Barreto estava internado no Hospital Copa Star, no Rio de Janeiro, tratando de uma infecção pulmonar decorrente de pneumonia. O velório ocorrerá nesta quinta-feira (23), no Palácio da Cidade, em Botafogo, e a cremação será no Memorial do Caju.
Junto à esposa, Lucy Barreto, fundou a LC Barreto, produtora responsável por clássicos como Dona Flor e Seus Dois Maridos e O Quatrilho. Os filhos, Bruno, Fábio e Paula Barreto, seguiram passos semelhantes, consolidando a família como um pilar do cinema nacional.
Barreto começou como fotojornalista e teve contato com o cinema ainda jovem, influenciado por Orson Welles no Ceará.
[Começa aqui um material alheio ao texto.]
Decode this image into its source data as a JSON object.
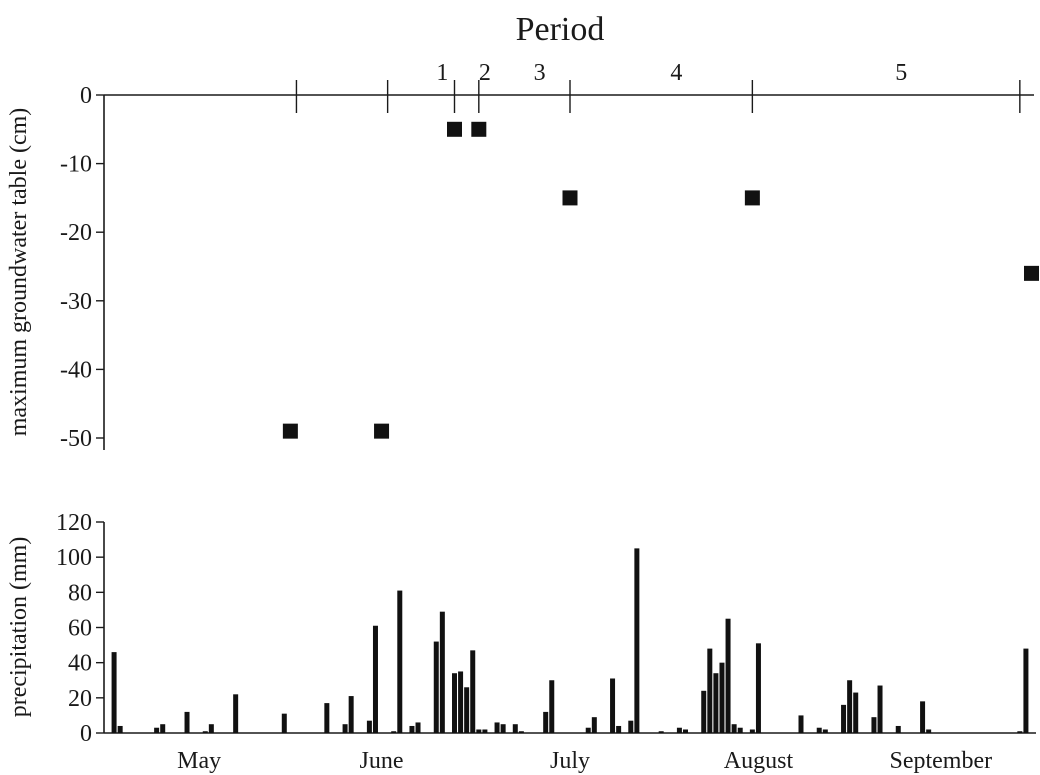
{
  "chart_data": [
    {
      "type": "scatter",
      "title": "Period",
      "ylabel": "maximum groundwater table (cm)",
      "ylim": [
        -50,
        0
      ],
      "yticks": [
        0,
        -10,
        -20,
        -30,
        -40,
        -50
      ],
      "xlim": [
        "May 1",
        "Sep 30"
      ],
      "periods": [
        {
          "label": "1",
          "start": "Jun 20",
          "end": "Jun 30"
        },
        {
          "label": "2",
          "start": "Jun 30",
          "end": "Jul 4"
        },
        {
          "label": "3",
          "start": "Jul 4",
          "end": "Jul 18"
        },
        {
          "label": "4",
          "start": "Jul 18",
          "end": "Aug 18"
        },
        {
          "label": "5",
          "start": "Aug 18",
          "end": "Sep 30"
        }
      ],
      "period_boundaries": [
        "Jun 1",
        "Jun 16",
        "Jun 27",
        "Jul 1",
        "Jul 16",
        "Aug 15",
        "Sep 28"
      ],
      "points": [
        {
          "x": "May 31",
          "y": -49
        },
        {
          "x": "Jun 15",
          "y": -49
        },
        {
          "x": "Jun 27",
          "y": -5
        },
        {
          "x": "Jul 1",
          "y": -5
        },
        {
          "x": "Jul 16",
          "y": -15
        },
        {
          "x": "Aug 15",
          "y": -15
        },
        {
          "x": "Sep 30",
          "y": -26
        }
      ]
    },
    {
      "type": "bar",
      "ylabel": "precipitation (mm)",
      "ylim": [
        0,
        120
      ],
      "yticks": [
        0,
        20,
        40,
        60,
        80,
        100,
        120
      ],
      "xlim": [
        "May 1",
        "Sep 30"
      ],
      "months": [
        "May",
        "June",
        "July",
        "August",
        "September"
      ],
      "bars": [
        {
          "x": "May 2",
          "y": 46
        },
        {
          "x": "May 3",
          "y": 4
        },
        {
          "x": "May 9",
          "y": 3
        },
        {
          "x": "May 10",
          "y": 5
        },
        {
          "x": "May 14",
          "y": 12
        },
        {
          "x": "May 17",
          "y": 1
        },
        {
          "x": "May 18",
          "y": 5
        },
        {
          "x": "May 22",
          "y": 22
        },
        {
          "x": "May 30",
          "y": 11
        },
        {
          "x": "Jun 6",
          "y": 17
        },
        {
          "x": "Jun 9",
          "y": 5
        },
        {
          "x": "Jun 10",
          "y": 21
        },
        {
          "x": "Jun 13",
          "y": 7
        },
        {
          "x": "Jun 14",
          "y": 61
        },
        {
          "x": "Jun 17",
          "y": 1
        },
        {
          "x": "Jun 18",
          "y": 81
        },
        {
          "x": "Jun 20",
          "y": 4
        },
        {
          "x": "Jun 21",
          "y": 6
        },
        {
          "x": "Jun 24",
          "y": 52
        },
        {
          "x": "Jun 25",
          "y": 69
        },
        {
          "x": "Jun 27",
          "y": 34
        },
        {
          "x": "Jun 28",
          "y": 35
        },
        {
          "x": "Jun 29",
          "y": 26
        },
        {
          "x": "Jun 30",
          "y": 47
        },
        {
          "x": "Jul 1",
          "y": 2
        },
        {
          "x": "Jul 2",
          "y": 2
        },
        {
          "x": "Jul 4",
          "y": 6
        },
        {
          "x": "Jul 5",
          "y": 5
        },
        {
          "x": "Jul 7",
          "y": 5
        },
        {
          "x": "Jul 8",
          "y": 1
        },
        {
          "x": "Jul 12",
          "y": 12
        },
        {
          "x": "Jul 13",
          "y": 30
        },
        {
          "x": "Jul 19",
          "y": 3
        },
        {
          "x": "Jul 20",
          "y": 9
        },
        {
          "x": "Jul 23",
          "y": 31
        },
        {
          "x": "Jul 24",
          "y": 4
        },
        {
          "x": "Jul 26",
          "y": 7
        },
        {
          "x": "Jul 27",
          "y": 105
        },
        {
          "x": "Jul 31",
          "y": 1
        },
        {
          "x": "Aug 3",
          "y": 3
        },
        {
          "x": "Aug 4",
          "y": 2
        },
        {
          "x": "Aug 7",
          "y": 24
        },
        {
          "x": "Aug 8",
          "y": 48
        },
        {
          "x": "Aug 9",
          "y": 34
        },
        {
          "x": "Aug 10",
          "y": 40
        },
        {
          "x": "Aug 11",
          "y": 65
        },
        {
          "x": "Aug 12",
          "y": 5
        },
        {
          "x": "Aug 13",
          "y": 3
        },
        {
          "x": "Aug 15",
          "y": 2
        },
        {
          "x": "Aug 16",
          "y": 51
        },
        {
          "x": "Aug 23",
          "y": 10
        },
        {
          "x": "Aug 26",
          "y": 3
        },
        {
          "x": "Aug 27",
          "y": 2
        },
        {
          "x": "Aug 30",
          "y": 16
        },
        {
          "x": "Aug 31",
          "y": 30
        },
        {
          "x": "Sep 1",
          "y": 23
        },
        {
          "x": "Sep 4",
          "y": 9
        },
        {
          "x": "Sep 5",
          "y": 27
        },
        {
          "x": "Sep 8",
          "y": 4
        },
        {
          "x": "Sep 12",
          "y": 18
        },
        {
          "x": "Sep 13",
          "y": 2
        },
        {
          "x": "Sep 28",
          "y": 1
        },
        {
          "x": "Sep 29",
          "y": 48
        }
      ]
    }
  ]
}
Esse interesse se solidificou com o Cinema Novo, especialmente após colaborar com Glauber Rocha em Barravento.
Nome fundamental no cinema brasileiro, participou de filmes como Vidas Secas e Terra em Transe. Barreto era um defensor da cultura nacional e lembrado por seus colegas como visionário e inspiração contínua.
Em declaração oficial, o Ministério da Cultura homenageou Luiz Carlos Barreto como um dos principais protagonistas do Cinema Novo, reconhecendo sua atuação como fotógrafo, produtor e jornalista.
Entre manifestações de pesar, amigos e colegas, como Cavi Borges, destacaram a influência de Barreto no setor audiovisual. Nilson Rodrigues e Carla Camurati também prestaram tributo, recordando seu impacto e compromisso com o cinema brasileiro.